In the new study, Du and his colleagues found that amyloid beta binds to ghrelin receptors in the hippocampus, blocking their ability to combine with dopamine receptors.
“Our hypothesis is that this dissociation between ghrelin and dopamine receptors may be what is affecting cognition in Alzheimer’s patients,” Du said. “As the brain loses the function of ghrelin receptors due to amyloid beta, the body tries to compensate by increasing the production of ghrelin and the number of ghrelin receptors. But the amyloid prevents the receptors from functioning.”
Du likened the condition to insulin resistance found in individuals with type 2 diabetes. In that disease, insulin receptors malfunction.
“To compensate, patients in the early stages of type 2 diabetes produce more insulin to bind insulin receptors,” Du said. “But they become insulin-resistant. No matter how much insulin your body produces, the insulin receptors are unable to activate the downstream biochemical reactions needed to transport glucose from blood into cells.
“Similarly, based on our findings, Alzheimer’s might be linked to ghrelin resistance.”
Du said the new findings help explain why a recent clinical trial of a compound called MK0677 — designed to activate ghrelin receptors in the brain — proved unable to slow the progression of Alzheimer’s.
“As the brain loses the function of ghrelin receptors due to amyloid beta, the body tries to compensate by increasing the production of ghrelin and the number of ghrelin receptors. But the amyloid prevents the receptors from functioning.”
Dr. Heng Du, associate professor of biological sciences in the School of Natural Sciences and Mathematics
To test a different approach in their mouse model of AD, Du’s team gave the mice MK0677 and another compound — SKF81297 to activate dopamine receptors — at the same time.
“When we gave these compounds simultaneously, we saw improved cognition and memory in the AD mice, and lesions in the hippocampus were reduced,” Du said. “Activating both receptors at the same time was key; it restored the receptors’ ability to form complexes. When this happens, we suspect the ghrelin receptor becomes protected and can no longer bind to amyloid beta.
“More research is needed, but targeting this mechanism might prove therapeutically useful.”
Du, who has filed for a patent on the approach, said the team’s findings suggest that Alzheimer’s might be more than just a brain disease.
“As we age, we tend to experience changes in metabolism.
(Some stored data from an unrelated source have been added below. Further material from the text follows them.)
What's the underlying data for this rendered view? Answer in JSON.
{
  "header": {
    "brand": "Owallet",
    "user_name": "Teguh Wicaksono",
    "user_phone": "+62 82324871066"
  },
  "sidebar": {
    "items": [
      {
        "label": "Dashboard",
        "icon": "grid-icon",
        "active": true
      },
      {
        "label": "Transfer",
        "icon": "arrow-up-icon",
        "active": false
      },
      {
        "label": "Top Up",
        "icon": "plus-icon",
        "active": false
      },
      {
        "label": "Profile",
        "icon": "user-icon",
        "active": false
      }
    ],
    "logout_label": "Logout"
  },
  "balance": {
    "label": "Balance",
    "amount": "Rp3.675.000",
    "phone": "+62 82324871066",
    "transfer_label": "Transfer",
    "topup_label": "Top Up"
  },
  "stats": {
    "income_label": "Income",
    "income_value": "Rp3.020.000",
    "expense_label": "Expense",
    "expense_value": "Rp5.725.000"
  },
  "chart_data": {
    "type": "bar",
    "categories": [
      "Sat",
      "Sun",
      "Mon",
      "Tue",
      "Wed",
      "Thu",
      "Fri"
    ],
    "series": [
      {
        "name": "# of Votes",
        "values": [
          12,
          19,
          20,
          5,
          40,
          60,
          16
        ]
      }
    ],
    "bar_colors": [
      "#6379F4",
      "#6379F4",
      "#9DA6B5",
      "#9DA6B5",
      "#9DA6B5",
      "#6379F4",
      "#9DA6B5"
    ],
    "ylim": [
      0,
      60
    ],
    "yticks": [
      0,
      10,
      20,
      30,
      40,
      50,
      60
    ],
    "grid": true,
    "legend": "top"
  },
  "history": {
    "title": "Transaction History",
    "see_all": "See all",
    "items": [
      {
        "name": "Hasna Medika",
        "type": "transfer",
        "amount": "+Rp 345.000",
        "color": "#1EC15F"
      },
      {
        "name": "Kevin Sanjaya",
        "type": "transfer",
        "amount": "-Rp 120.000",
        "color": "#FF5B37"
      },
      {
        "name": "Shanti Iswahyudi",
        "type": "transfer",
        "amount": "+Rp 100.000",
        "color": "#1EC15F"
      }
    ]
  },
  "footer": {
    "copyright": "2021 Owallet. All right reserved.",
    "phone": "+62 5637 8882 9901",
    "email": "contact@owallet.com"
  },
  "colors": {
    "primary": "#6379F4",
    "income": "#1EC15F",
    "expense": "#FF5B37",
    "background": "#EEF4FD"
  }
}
These affect the heart and the gastrointestinal system, but maybe they also are affecting the brain by altering the ghrelin receptor,” he said. “We know that even in the absence of dementia, many older people have memory problems, and this could be related to the dissociation between the receptors in the brain, even without the presence of amyloid.
“I’m starting to think of Alzheimer’s as a systemic disorder, and that we should pay more attention to the metabolic and hormonal path of the disease.”
Other UT Dallas researchers involved in the study were co-lead authors Jing Tian, doctoral student in molecular and cell biology, and Dr. Lan Guo, research assistant professor of biological sciences; Dr. Sven Kroener, associate professor of behavioral and brain sciences, and his doctoral students Christopher Driskill and Aarron Phensy; Esha Gauba, doctoral student in molecular and cell biology; and visiting scholars Dr. Shaomei Sui and Dr. Qi Wang.
Additional authors include Dr. Jeffrey Zigman, professor of internal medicine at UT Southwestern Medical Center, and Dr. Russell Swerdlow, director of the University of Kansas Alzheimer’s Disease Center and the University of Kansas Medical Center Neurodegenerative Disorders Program.
The research was funded by the National Institutes of Health and the Alzheimer’s Association.